The gold standard RYGB was developed for two reasons: to prevent tension in a distant anastomosis and to protect the gastric mucosa against pancreaticobiliary secretions. More recently, the duodenal switch (DS) and the SADI-S techniques preserve the pylorus when bypassing the duodenum, avoiding dumping syndrome and marginal ulcers [30]. Disregarding these principles, more and more surgeons use nowadays a single-loop reconstruction without rerouting biliopancreatic fluids, when performing an OAGB. The absence of a mechanical pylorus barrier and Y-shaped loop can favor GERD, which in rare cases may require surgical revision. Interestingly, marginal ulcers and bile reflux also occur after conventional RYGB [31, 32], and with a preservation of the pylorus [30].

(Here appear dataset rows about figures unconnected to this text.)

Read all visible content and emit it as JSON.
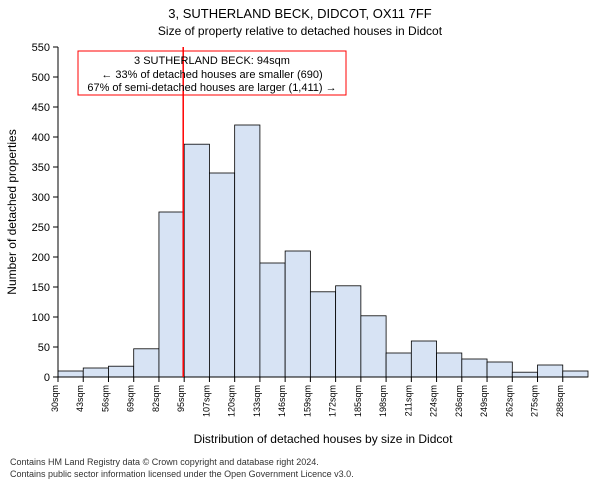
{
  "title": "3, SUTHERLAND BECK, DIDCOT, OX11 7FF",
  "subtitle": "Size of property relative to detached houses in Didcot",
  "xaxis_title": "Distribution of detached houses by size in Didcot",
  "yaxis_title": "Number of detached properties",
  "footer": {
    "line1": "Contains HM Land Registry data © Crown copyright and database right 2024.",
    "line2": "Contains public sector information licensed under the Open Government Licence v3.0."
  },
  "chart": {
    "type": "histogram",
    "bar_fill": "#d7e3f4",
    "bar_stroke": "#000000",
    "background_color": "#ffffff",
    "marker_color": "#ff0000",
    "annot_border": "#ff0000",
    "ylim": [
      0,
      550
    ],
    "ytick_step": 50,
    "x_labels": [
      "30sqm",
      "43sqm",
      "56sqm",
      "69sqm",
      "82sqm",
      "95sqm",
      "107sqm",
      "120sqm",
      "133sqm",
      "146sqm",
      "159sqm",
      "172sqm",
      "185sqm",
      "198sqm",
      "211sqm",
      "224sqm",
      "236sqm",
      "249sqm",
      "262sqm",
      "275sqm",
      "288sqm"
    ],
    "values": [
      10,
      15,
      18,
      47,
      275,
      388,
      340,
      420,
      190,
      210,
      142,
      152,
      102,
      40,
      60,
      40,
      30,
      25,
      8,
      20,
      10
    ],
    "marker_x_value": 94,
    "x_min": 30,
    "x_step": 12.9,
    "annotation": {
      "line1": "3 SUTHERLAND BECK: 94sqm",
      "line2": "← 33% of detached houses are smaller (690)",
      "line3": "67% of semi-detached houses are larger (1,411) →"
    }
  }
}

SAGI has the same type of surgical arrangement as OAGB, but thanks to a more distal anastomosis, the bile is theoretically largely absorbed before the gastroileal anastomosis, which reduces the risk of biliary reflux. Despite the creation of an anti-reflux mechanism, three OAGB patients had bile reflux versus none after SAGI surgery, and no patient experienced clinical signs of GERD. However, the absence of systematic endoscopic control and pH monitoring over the long term prevents us from drawing any conclusions about the benefits of the technique on bile reflux and its consequences.

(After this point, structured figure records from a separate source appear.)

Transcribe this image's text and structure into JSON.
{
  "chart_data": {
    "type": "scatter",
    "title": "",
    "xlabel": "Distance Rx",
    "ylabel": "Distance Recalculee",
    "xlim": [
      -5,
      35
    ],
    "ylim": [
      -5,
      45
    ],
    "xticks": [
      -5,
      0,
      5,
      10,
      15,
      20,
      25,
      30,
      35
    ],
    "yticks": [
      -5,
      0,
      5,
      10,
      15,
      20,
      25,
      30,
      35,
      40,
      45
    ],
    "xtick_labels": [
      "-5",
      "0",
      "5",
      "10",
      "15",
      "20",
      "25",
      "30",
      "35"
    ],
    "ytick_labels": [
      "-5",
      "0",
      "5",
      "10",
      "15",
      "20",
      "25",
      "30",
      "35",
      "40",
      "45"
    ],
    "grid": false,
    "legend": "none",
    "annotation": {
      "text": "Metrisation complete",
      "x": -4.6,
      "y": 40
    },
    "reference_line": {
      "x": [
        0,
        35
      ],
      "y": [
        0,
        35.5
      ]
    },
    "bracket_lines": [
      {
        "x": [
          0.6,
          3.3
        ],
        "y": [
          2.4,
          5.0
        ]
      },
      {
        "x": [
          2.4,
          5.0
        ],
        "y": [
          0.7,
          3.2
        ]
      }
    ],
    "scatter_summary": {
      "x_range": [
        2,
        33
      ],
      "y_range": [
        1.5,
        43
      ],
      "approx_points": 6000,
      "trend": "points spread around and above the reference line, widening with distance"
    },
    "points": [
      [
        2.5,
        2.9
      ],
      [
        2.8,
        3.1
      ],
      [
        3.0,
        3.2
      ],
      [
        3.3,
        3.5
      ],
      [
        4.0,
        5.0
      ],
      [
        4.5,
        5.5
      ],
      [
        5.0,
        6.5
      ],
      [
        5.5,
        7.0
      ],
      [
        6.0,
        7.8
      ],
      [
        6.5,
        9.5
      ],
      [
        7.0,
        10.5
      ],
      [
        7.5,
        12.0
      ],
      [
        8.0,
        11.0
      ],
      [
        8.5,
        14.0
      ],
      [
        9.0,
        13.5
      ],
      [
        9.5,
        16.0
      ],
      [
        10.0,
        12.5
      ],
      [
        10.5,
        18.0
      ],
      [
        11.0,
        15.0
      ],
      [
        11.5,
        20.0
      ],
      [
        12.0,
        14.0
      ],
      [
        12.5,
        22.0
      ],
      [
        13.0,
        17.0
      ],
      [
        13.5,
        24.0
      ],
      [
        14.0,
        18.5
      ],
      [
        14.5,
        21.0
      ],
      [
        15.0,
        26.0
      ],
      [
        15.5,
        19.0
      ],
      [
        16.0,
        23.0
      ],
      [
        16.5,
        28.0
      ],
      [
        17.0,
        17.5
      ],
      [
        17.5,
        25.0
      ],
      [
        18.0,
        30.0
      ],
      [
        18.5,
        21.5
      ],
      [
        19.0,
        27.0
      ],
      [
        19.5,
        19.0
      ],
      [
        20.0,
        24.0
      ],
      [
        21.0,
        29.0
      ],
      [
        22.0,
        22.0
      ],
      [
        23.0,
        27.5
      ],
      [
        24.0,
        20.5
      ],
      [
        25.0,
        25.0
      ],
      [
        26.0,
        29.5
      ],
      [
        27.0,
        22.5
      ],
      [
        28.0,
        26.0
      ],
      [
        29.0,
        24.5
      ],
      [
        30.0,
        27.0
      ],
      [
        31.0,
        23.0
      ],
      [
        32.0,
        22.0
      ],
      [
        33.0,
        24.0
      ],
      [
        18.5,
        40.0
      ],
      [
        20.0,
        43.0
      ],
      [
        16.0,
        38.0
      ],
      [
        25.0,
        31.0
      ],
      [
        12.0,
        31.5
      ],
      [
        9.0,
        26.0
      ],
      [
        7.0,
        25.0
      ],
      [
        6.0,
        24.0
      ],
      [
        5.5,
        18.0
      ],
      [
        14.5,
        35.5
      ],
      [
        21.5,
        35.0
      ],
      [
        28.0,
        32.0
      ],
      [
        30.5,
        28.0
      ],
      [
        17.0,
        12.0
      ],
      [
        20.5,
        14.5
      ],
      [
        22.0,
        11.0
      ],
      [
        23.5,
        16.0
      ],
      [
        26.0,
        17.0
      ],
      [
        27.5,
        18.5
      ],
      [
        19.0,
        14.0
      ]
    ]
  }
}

This is the 2nd clinical study on SAGI in the literature, with the exception of a case report from 2019 [33], and it is the first with mid-term results. In De Luca’s study, the first clinical results of SAGI are comparable to OAGB, not only in terms of weight loss but also in terms of remission of dyslipidemia and OSAS comorbidities [17]. In our study, excess weight loss was also comparable in the 2 techniques at 1 year, as well as at 3 years.

This study has several limitations. Firstly, it has a prospective monocentric design, conducted on a small number of patients, with retrospective analysis of the data. Moreover, a significant number of patients were lost to follow-up, making the results difficult to interpret. We focused more on the feasibility and effectiveness on excess weight loss of this new technique, leaving aside the effects on comorbidities and the quality of life after surgery. During our procedure, we did not investigate TSBL. When performing a malabsorptive procedure, the ideal is to measure the length of the CL according to TSBL. This is why we cannot interpret the weight loss outcomes in this study. That said, we can extrapolate the length of the remaining BPL from other studies. When measuring a 400 to 600-cm CL, Nabil et al. had a mean remaining BPL length of 200 cm (301 ± 104) [24]. For Komaei et al., mean TSBL was 625.6 ± 110.5 cm [23]. Therefore, we think that the BPL of the SAGI is on average greater than 250 cm. Nevertheless, given the lack of certainty, we have decided to prospectively study the SAGI procedure with measurement of the TSBL.

Conclusion

This study suggests that SAGI is a simple, feasible, and safe malabsorptive bariatric procedure, with a good efficacy on excess of weight loss. The mid-term results of this small series most importantly show no mortality and no complications related to the SAGI. The difference between OAGB and SAGI is that in the latter, the alimentary anastomosis is placed more distally in the ileum with a 300-cm CL. This avoids the risk of malnutrition and reduces the risk of bile reflux. This new technique will have to be evaluated in randomized control trials.